The work of Petrona Xemi Tapepechul vows to unite two marginalized communities: the Nawat language speakers and transgender people. Throughout her creative work as an indigenous transgender woman, she honors her native heritage by using the nearly-extinct indigenous language Nawat in the artistic roles she acts, directs, or writes.
Nawat, a language belonging to the Nahuatl dialect group, which stretches from Mexico to Costa Rica, is critically endangered with fewer than 100 speakers. The language is now mainly spoken by a few indigenous elderly speakers who live in western El Salvador.
The Nahuat or Nawat, lost a great part of their population due to an ethnocide at the hands of the military dictatorship of Maximiliano Hernández Martínez in 1932 — between 25,000 y 30,000 indigenous and peasant people were massacred that year.
Today, there is a movement of revitalization of Nawat among young people, which Xemi is a part of.
After leaving her native “Kuskatan” (El Salvador in Nawat), Xemi became an activist and leader in Washington D.C.'s transgender community. She was trained at the National Conservatory of Dramatic Arts, and has been featured on various D.C. theatre productions, including the plays of Angel Rose Artist Collective, a group she founded in 2015.
The collective is a two-spirit theatre troupe that celebrates the members’ indigenous ancestors and honors themselves as transgender people through art.
“Two-spirit refers to a person who identifies as having both a masculine and a feminine spirit, and is used by some indigenous people to describe their sexual, gender, and/or spiritual identity,” according to the Canadian organization Re:searching for LGBTQ Health. It encompasses sacred and historical identities dating back centuries, and can comprise LGBTQ identities but is not limited to them.

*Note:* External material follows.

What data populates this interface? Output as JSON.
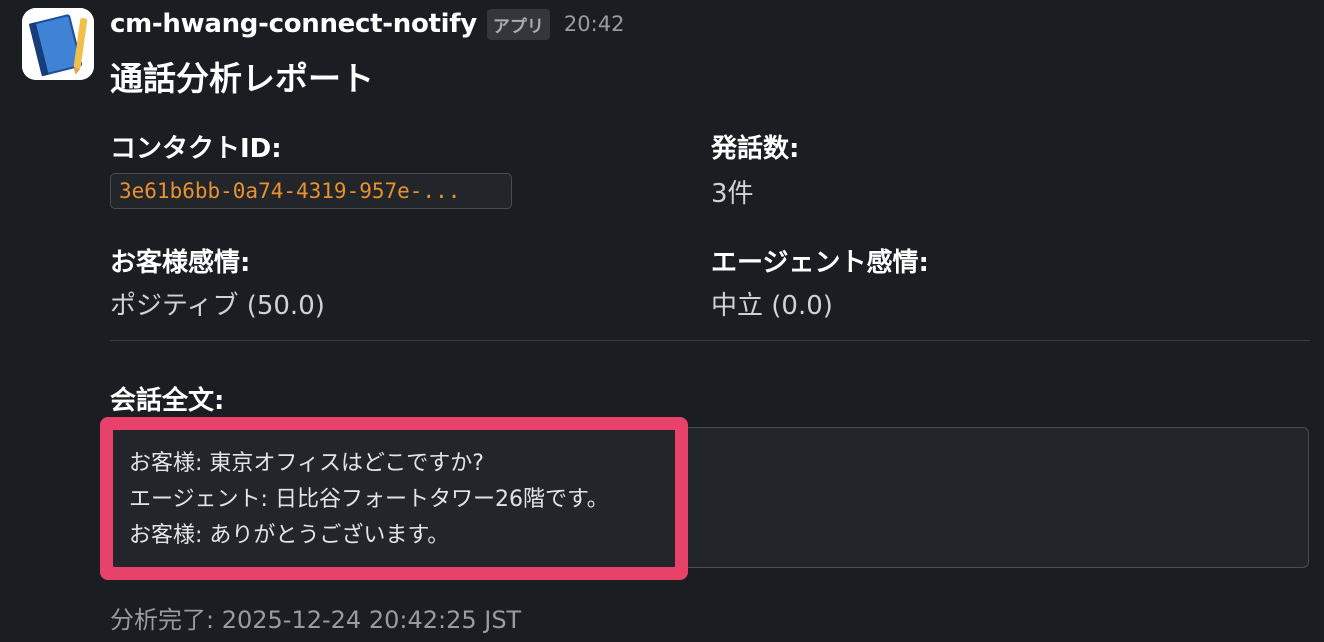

Xemi told me through WhatsApp:
Creamos el colectivo para instar a la comunidad teatral de D.C. a dejar de borrar las historias, las tradiciones y los artistas indígenas. También para elevar a las comunidades indígenas y transgénero de dos espíritus de Washington DC.
We created the collective to urge the D.C. theatre community to stop erasing indigenous artists, traditions, and histories. Also, to uplift Washington DC's two-spirit indigenous and transgender communities.
Initially, the collective was called “Nelwat Ishkamewe,” which translates to “indigenous roots.” The collective changed its name to the Angel Rose artist collective to honor Angel Rose Garcia, a 21-year-old transgender woman who lost her life in December 2019.
“Angel Rose was our Director of Bilingual Community Liaison. She was very proud to be a Trans Nahua Woman and to participate in a group with the root in the Nawat language,” Xemi told me.
The Angel Rose Collective creates artistic plays involving Nawat and transgender artists. Two of the collective's latest performances are Siwayul (Heart of a Womxn) and The Cosmic Twins. Over the years, the collective has created plays for the trans indigenous community, including a trilingual play called SIJSIWAYULU, which translates to “Trans Women.” Xemi says:
En los espacios, aseguramos que la comunidad Trans sea celebrada, y que puedan participar con su persona completa, mente, cuerpo, y espíritu.
In these spaces, we ensure that the Trans community is celebrated and that they can participate with their whole person, mind, body, and spirit.
In 2020, the Angel Rose Collective founded a virtual Nawat language school, aimed at keeping alive the almost-extinct indigenous language.
The collective's language classes are for transgender people and cisgender people who support the trans community. The name of the school is Tamachtiluyan Shuchikisa An Ne Nawat, which translates to “Nawat Flourishes Today School,” in English.
Xemi told me:
Abrimos nuestra escuela virtual con la meta de crear espacios alternativos para las comunidades Trans, Cuir, Inglesparlante, y migrante en la Diáspora y en El Salvador. Muchos espacios virtuales de aprendizaje del idioma Nawat son transmisogynistia, anti-Indigena, y solamente en Castellano.
We opened our virtual school intending to create alternative spaces for Trans, Queer, English-speaking, and migrant communities in the Diaspora and El Salvador. Many virtual spaces for learning the Nawat language are transmisogynistic, anti-indigenous, and only [taught] in Spanish.